このような書院会所の茶に革命的改変をもたらしたのが、一休宗純に参禅した村田珠光であった。内省的心情や閑寂を最も重視する茶の湯は、余りにも有名な『心の文』に見る「和漢の界を紛らかす」という思想に具体化されている。これを道具に限れば、完璧なる唐物に対し、不完全な和物、つまり人間的な和物を尊重することになる。茶禅一味の思想が内実化されたと言ってもよいであろう。

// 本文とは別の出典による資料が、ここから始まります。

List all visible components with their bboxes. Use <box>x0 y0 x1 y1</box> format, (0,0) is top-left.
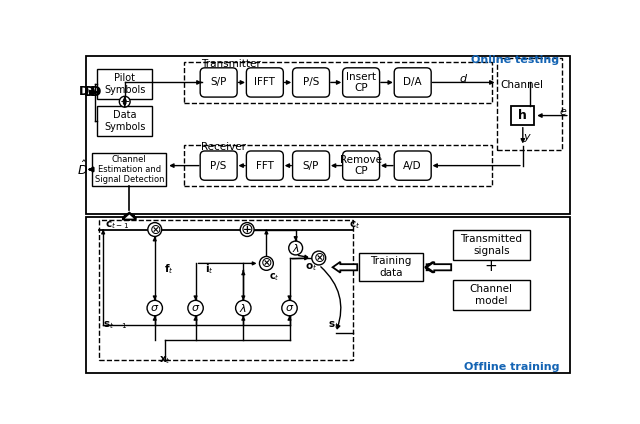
Text: $\lambda$: $\lambda$ <box>292 242 300 254</box>
Text: $\hat{D}$: $\hat{D}$ <box>77 160 88 179</box>
Text: D: D <box>79 85 90 98</box>
Text: $\lambda$: $\lambda$ <box>239 302 247 314</box>
Text: D: D <box>90 86 101 100</box>
FancyBboxPatch shape <box>200 151 237 180</box>
Text: Data
Symbols: Data Symbols <box>104 110 145 132</box>
Circle shape <box>236 300 251 316</box>
Text: P/S: P/S <box>303 78 319 87</box>
Circle shape <box>282 300 297 316</box>
Text: Pilot
Symbols: Pilot Symbols <box>104 73 145 95</box>
Text: D: D <box>84 86 95 100</box>
FancyBboxPatch shape <box>342 68 380 97</box>
Circle shape <box>119 96 130 107</box>
Text: $\otimes$: $\otimes$ <box>260 257 273 271</box>
FancyBboxPatch shape <box>394 151 431 180</box>
FancyBboxPatch shape <box>292 151 330 180</box>
FancyBboxPatch shape <box>359 254 424 281</box>
Text: P/S: P/S <box>211 161 227 170</box>
Text: Remove
CP: Remove CP <box>340 155 382 176</box>
FancyBboxPatch shape <box>246 151 284 180</box>
Circle shape <box>259 257 273 271</box>
Text: S/P: S/P <box>303 161 319 170</box>
Circle shape <box>240 223 254 237</box>
FancyArrow shape <box>333 262 357 273</box>
Text: FFT: FFT <box>256 161 274 170</box>
FancyBboxPatch shape <box>86 217 570 373</box>
Text: $\sigma$: $\sigma$ <box>285 303 294 313</box>
FancyBboxPatch shape <box>86 56 570 214</box>
Text: Receiver: Receiver <box>201 142 246 152</box>
FancyArrow shape <box>427 262 451 273</box>
Text: S/P: S/P <box>211 78 227 87</box>
Text: Channel
model: Channel model <box>470 284 513 306</box>
Text: +: + <box>120 95 130 108</box>
FancyBboxPatch shape <box>394 68 431 97</box>
FancyBboxPatch shape <box>452 230 530 259</box>
Text: Channel
Estimation and
Signal Detection: Channel Estimation and Signal Detection <box>95 155 164 184</box>
Text: y: y <box>524 132 530 142</box>
Text: D/A: D/A <box>403 78 422 87</box>
Text: Training
data: Training data <box>371 257 412 278</box>
FancyBboxPatch shape <box>200 68 237 97</box>
Text: A/D: A/D <box>403 161 422 170</box>
Text: $\mathbf{o}_{t}$: $\mathbf{o}_{t}$ <box>305 261 317 273</box>
Text: $\mathbf{c}_{t}$: $\mathbf{c}_{t}$ <box>349 219 360 231</box>
Text: $\mathbf{x}_{t}$: $\mathbf{x}_{t}$ <box>159 354 171 366</box>
FancyArrow shape <box>122 213 136 220</box>
FancyBboxPatch shape <box>452 280 530 310</box>
FancyBboxPatch shape <box>97 70 152 99</box>
FancyArrow shape <box>425 262 433 273</box>
Text: $\mathbf{f}_{t}$: $\mathbf{f}_{t}$ <box>164 262 173 276</box>
FancyBboxPatch shape <box>292 68 330 97</box>
Text: Transmitted
signals: Transmitted signals <box>460 234 522 256</box>
Text: $\mathbf{s}_{t-1}$: $\mathbf{s}_{t-1}$ <box>103 319 127 331</box>
Text: $\mathbf{c}_{t-1}$: $\mathbf{c}_{t-1}$ <box>105 219 129 231</box>
Circle shape <box>312 251 326 265</box>
FancyArrow shape <box>122 212 136 218</box>
Text: $\mathbf{i}_{t}$: $\mathbf{i}_{t}$ <box>205 262 214 276</box>
Text: $\mathbf{s}_{t}$: $\mathbf{s}_{t}$ <box>328 319 339 331</box>
Circle shape <box>289 241 303 255</box>
FancyArrow shape <box>92 91 97 94</box>
FancyBboxPatch shape <box>511 106 534 125</box>
Text: Insert
CP: Insert CP <box>346 72 376 93</box>
Text: +: + <box>485 259 498 274</box>
Text: h: h <box>518 109 527 122</box>
FancyBboxPatch shape <box>92 153 166 187</box>
Circle shape <box>148 223 162 237</box>
Text: Online testing: Online testing <box>471 55 559 65</box>
Text: $\sigma$: $\sigma$ <box>191 303 200 313</box>
Text: $\otimes$: $\otimes$ <box>312 251 325 265</box>
Text: $\sigma$: $\sigma$ <box>150 303 159 313</box>
Text: $\oplus$: $\oplus$ <box>241 222 254 237</box>
Text: $\mathbf{c}_{t}$: $\mathbf{c}_{t}$ <box>269 271 280 283</box>
Text: Offline training: Offline training <box>463 362 559 371</box>
Circle shape <box>147 300 163 316</box>
Text: Channel: Channel <box>500 80 543 90</box>
Circle shape <box>188 300 204 316</box>
Text: IFFT: IFFT <box>255 78 275 87</box>
FancyBboxPatch shape <box>97 106 152 136</box>
Text: $\otimes$: $\otimes$ <box>148 223 161 237</box>
FancyBboxPatch shape <box>246 68 284 97</box>
FancyBboxPatch shape <box>342 151 380 180</box>
Text: d: d <box>459 74 467 84</box>
Text: Transmitter: Transmitter <box>201 59 260 69</box>
Text: e: e <box>560 107 566 117</box>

茶の湯は珠光の弟子たちや、孫弟子ともいうべき武野紹鴎、さらに京都、堺、奈良の茶人たちによって磨きをかけられ、遂に紹鴎の弟子千利休が侘茶を完成することになる。この簡素静寂の境地に最高の美を見出そうとする侘茶は、利休が行き着いた二畳の茶室妙喜庵待庵に視覚化されている。これこそ日本の茶の湯であると誇ってよいであろう。
源泉は中国にあるわけだが、ほとんど我が国独自の文化に変容していると言っても過言ではない。弥生時代以来、我々は中国文化を受け入れ、それを我が国の自然と精神風土の中で日本化をはかり、オリジンとは異なる文化を創り出してきたのだが、茶の湯も例外ではありえない。